Doing Well By Doing Good In Natural Brands

File source: PR Newswire

From its humble beginnings selling products as a vendor on the streets of New York City to distribution and co-creation of its flagship brands with major retailers across the U.S., Sundial is rooted in a commitment to community and a vision to fill unmet and underserved consumer needs. The company also is dedicated to making the highest quality products possible with natural, certified organic and ethnically sourced ingredients. Sundial Brands is a leading skincare and haircare manufacturer and maker of brands including SheaMoisture, Nubian Heritage, and Madam C.J. Walker Beauty Culture.

[Related: Madam C.J. Walker’s Hair Legacy Continues With New Product Line Set to Launch at Sephora]

Sundial founder and CEO Richelieu Dennis began the company in 1992 with his college roommate Nyema Tubman, and his mother, Mary Dennis, shortly after graduating from college.

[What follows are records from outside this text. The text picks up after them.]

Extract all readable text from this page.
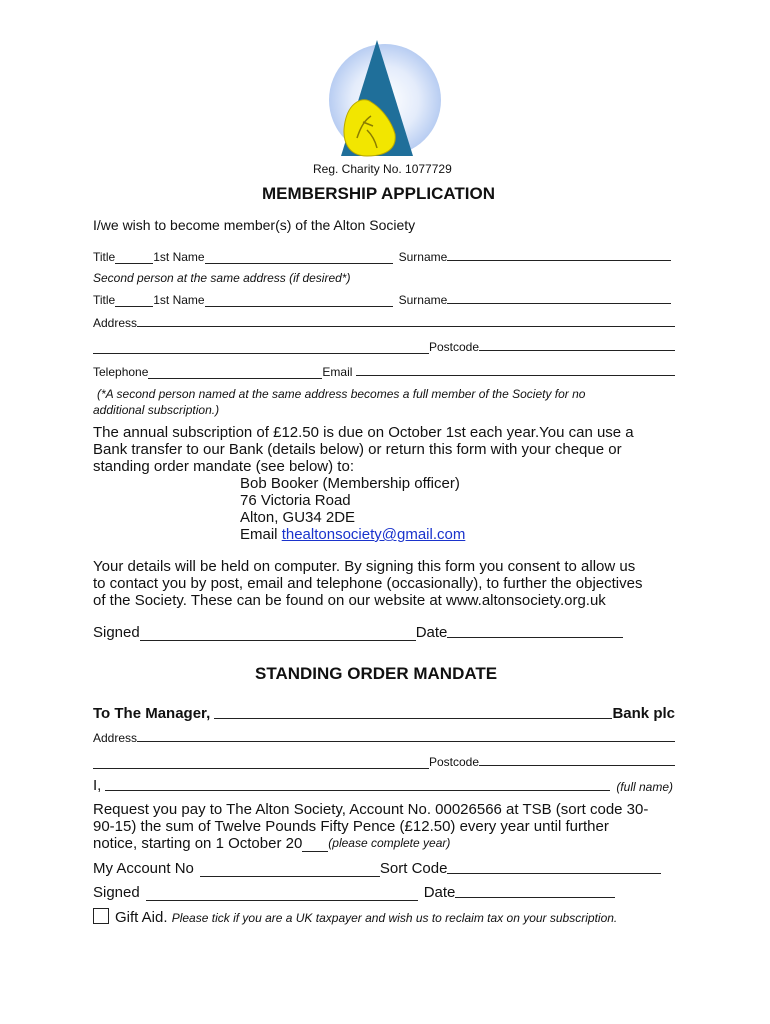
Reg. Charity No. 1077729
MEMBERSHIP APPLICATION
I/we wish to become member(s) of the Alton Society
Title	1st Name	Surname
Second person at the same address (if desired*)
Title	1st Name	Surname
Address
Postcode
Telephone	Email
(*A second person named at the same address becomes a full member of the Society for no
additional subscription.)
The annual subscription of £12.50 is due on October 1st each year.You can use a
Bank transfer to our Bank (details below) or return this form with your cheque or
standing order mandate (see below) to:
Bob Booker (Membership officer)
76 Victoria Road
Alton, GU34 2DE
Email thealtonsociety@gmail.com
Your details will be held on computer. By signing this form you consent to allow us
to contact you by post, email and telephone (occasionally), to further the objectives
of the Society. These can be found on our website at www.altonsociety.org.uk
Signed	Date
STANDING ORDER MANDATE
To The Manager,	Bank plc
Address
Postcode
I,	(full name)
Request you pay to The Alton Society, Account No. 00026566 at TSB (sort code 30-
90-15) the sum of Twelve Pounds Fifty Pence (£12.50) every year until further
notice, starting on 1 October 20 (please complete year)
My Account No	Sort Code
Signed	Date
Gift Aid. Please tick if you are a UK taxpayer and wish us to reclaim tax on your subscription.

They were unable to return to their homeland of Liberia due to escalation of a civil war. To earn a living, Dennis drew from culturally authentic family traditions passed down from his grandmother and incorporates four generations of recipes, wisdom, and global experiences into efficacious natural bath and body formations.

A certified B Corp company, Sundial engages in cruelty free business practices. Dennis recalls in the early days how they had to educate consumers about soaps, shea butter, and other natural products. Today, the company earns $200 million annually. What’s more, its products can be found on the shelves of major retailers such as Macy’s, Sephora, Whole Foods, Duane Reade, and Walmart.

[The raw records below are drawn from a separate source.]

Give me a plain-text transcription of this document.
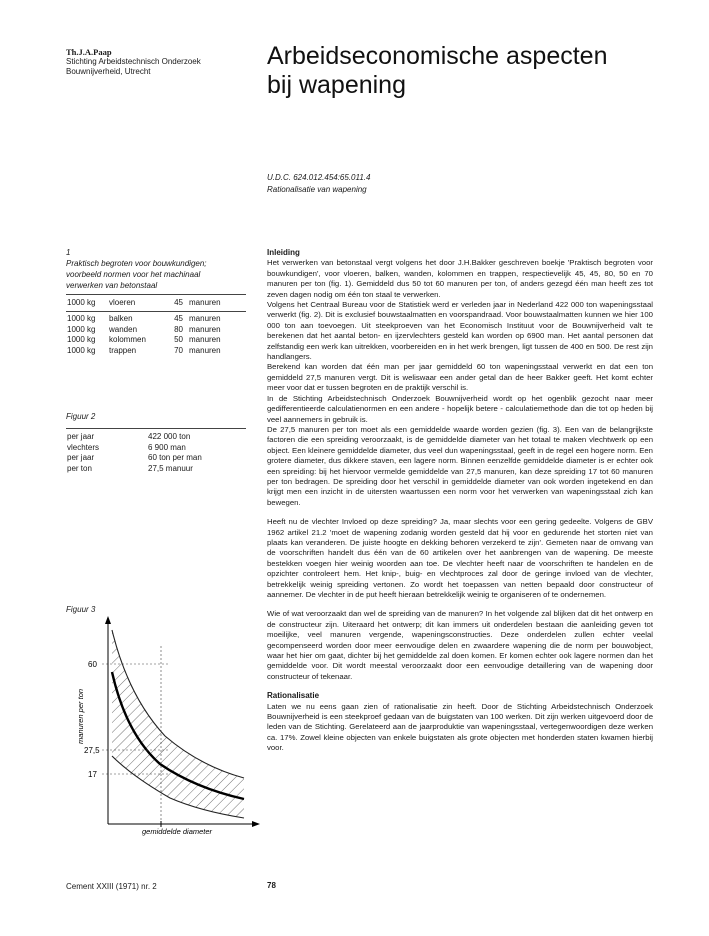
Th.J.A.Paap
Stichting Arbeidstechnisch Onderzoek
Bouwnijverheid, Utrecht
Arbeidseconomische aspecten
bij wapening
U.D.C. 624.012.454:65.011.4
Rationalisatie van wapening
1
Praktisch begroten voor bouwkundigen;
voorbeeld normen voor het machinaal
verwerken van betonstaal
1000 kg	vloeren	45	manuren
1000 kg	balken	45	manuren
1000 kg	wanden	80	manuren
1000 kg	kolommen	50	manuren
1000 kg	trappen	70	manuren
Figuur 2
per jaar	422 000 ton
vlechters	6 900 man
per jaar	60 ton per man
per ton	27,5 manuur
Figuur 3
60
27,5
17
manuren per ton
gemiddelde diameter
Inleiding

Het verwerken van betonstaal vergt volgens het door J.H.Bakker geschreven boekje 'Praktisch begroten voor bouwkundigen', voor vloeren, balken, wanden, kolommen en trappen, respectievelijk 45, 45, 80, 50 en 70 manuren per ton (fig. 1). Gemiddeld dus 50 tot 60 manuren per ton, of anders gezegd één man heeft zes tot zeven dagen nodig om één ton staal te verwerken.

Volgens het Centraal Bureau voor de Statistiek werd er verleden jaar in Nederland 422 000 ton wapeningsstaal verwerkt (fig. 2). Dit is exclusief bouwstaalmatten en voorspandraad. Voor bouwstaalmatten kunnen we hier 100 000 ton aan toevoegen. Uit steekproeven van het Economisch Instituut voor de Bouwnijverheid valt te berekenen dat het aantal beton- en ijzervlechters gesteld kan worden op 6900 man. Het aantal personen dat zelfstandig een werk kan uitrekken, voorbereiden en in het werk brengen, ligt tussen de 400 en 500. De rest zijn handlangers.

Berekend kan worden dat één man per jaar gemiddeld 60 ton wapeningsstaal verwerkt en dat een ton gemiddeld 27,5 manuren vergt. Dit is weliswaar een ander getal dan de heer Bakker geeft. Het komt echter meer voor dat er tussen begroten en de praktijk verschil is.

In de Stichting Arbeidstechnisch Onderzoek Bouwnijverheid wordt op het ogenblik gezocht naar meer gedifferentieerde calculatienormen en een andere - hopelijk betere - calculatiemethode dan die tot op heden bij veel aannemers in gebruik is.

De 27,5 manuren per ton moet als een gemiddelde waarde worden gezien (fig. 3). Een van de belangrijkste factoren die een spreiding veroorzaakt, is de gemiddelde diameter van het totaal te maken vlechtwerk op een object. Een kleinere gemiddelde diameter, dus veel dun wapeningsstaal, geeft in de regel een hogere norm. Een grotere diameter, dus dikkere staven, een lagere norm. Binnen eenzelfde gemiddelde diameter is er echter ook een spreiding: bij het hiervoor vermelde gemiddelde van 27,5 manuren, kan deze spreiding 17 tot 60 manuren per ton bedragen. De spreiding door het verschil in gemiddelde diameter van ook worden ingetekend en dan krijgt men een inzicht in de uitersten waartussen een norm voor het verwerken van wapeningsstaal zich kan bewegen.

Heeft nu de vlechter Invloed op deze spreiding? Ja, maar slechts voor een gering gedeelte. Volgens de GBV 1962 artikel 21.2 'moet de wapening zodanig worden gesteld dat hij voor en gedurende het storten niet van plaats kan veranderen. De juiste hoogte en dekking behoren verzekerd te zijn'. Gemeten naar de omvang van de voorschriften handelt dus één van de 60 artikelen over het aanbrengen van de wapening. De meeste bestekken voegen hier weinig woorden aan toe. De vlechter heeft naar de voorschriften te handelen en de opzichter controleert hem. Het knip-, buig- en vlechtproces zal door de geringe invloed van de vlechter, betrekkelijk weinig spreiding vertonen. Zo wordt het toepassen van netten bepaald door constructeur of aannemer. De vlechter in de put heeft hieraan betrekkelijk weinig te organiseren of te ondernemen.

Wie of wat veroorzaakt dan wel de spreiding van de manuren? In het volgende zal blijken dat dit het ontwerp en de constructeur zijn. Uiteraard het ontwerp; dit kan immers uit onderdelen bestaan die aanleiding geven tot moeilijke, veel manuren vergende, wapeningsconstructies. Deze onderdelen zullen echter veelal gecompenseerd worden door meer eenvoudige delen en zwaardere wapening die de norm per bouwobject, waar het hier om gaat, dichter bij het gemiddelde zal doen komen. Er komen echter ook lagere normen dan het gemiddelde voor. Dit wordt meestal veroorzaakt door een eenvoudige detaillering van de wapening door constructeur of tekenaar.

Rationalisatie

Laten we nu eens gaan zien of rationalisatie zin heeft. Door de Stichting Arbeidstechnisch Onderzoek Bouwnijverheid is een steekproef gedaan van de buigstaten van 100 werken. Dit zijn werken uitgevoerd door de leden van de Stichting. Gerelateerd aan de jaarproduktie van wapeningsstaal, vertegenwoordigen deze werken ca. 17%. Zowel kleine objecten van enkele buigstaten als grote objecten met honderden staten kwamen hierbij voor.

Cement XXIII (1971) nr. 2	78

Taking a lesson from his retail supplier handbooks, start at the bottom. “You don’t have to start at the top to introduce your product or service. You shouldn’t view a major retailer as a corporation but a collection of people in which you can build relationships. A number of entrepreneurs introduce new products through associates at local stores,” advises Dennis.

Also, never take “no” for an answer. “Make sure that you have a compelling offer and stick to it. We had several meetings with a buyer where we weren’t prepared. It can take years before ending up on a retailer’s shelves,” he explains. The most common bit of advice at the Buyers Meeting: slow and steady. Says Dennis, “vendors that have the greatest odds for developing a lasting relationship are those that successfully grow from regional vendors to national suppliers.”

Gain customer insights and learn how to best serve your consumer segment. Although price is a major factor, distinguish your company’s offerings by capturing a new trend or filling an underserved niche. From the beginning, his family-owned business has targeted underserved consumers, including African American women.

“We recognize that African American women have long been at the forefront of the natural hair and body movement that has created the dynamic cultural shift that we see today,” Dennis says. “It is exciting for us to see how naturalistas have now empowered women from all backgrounds to embrace their natural beauty. In addition, they have compelled multinational beauty brands and retailers to acknowledge and be more respectful of their needs.”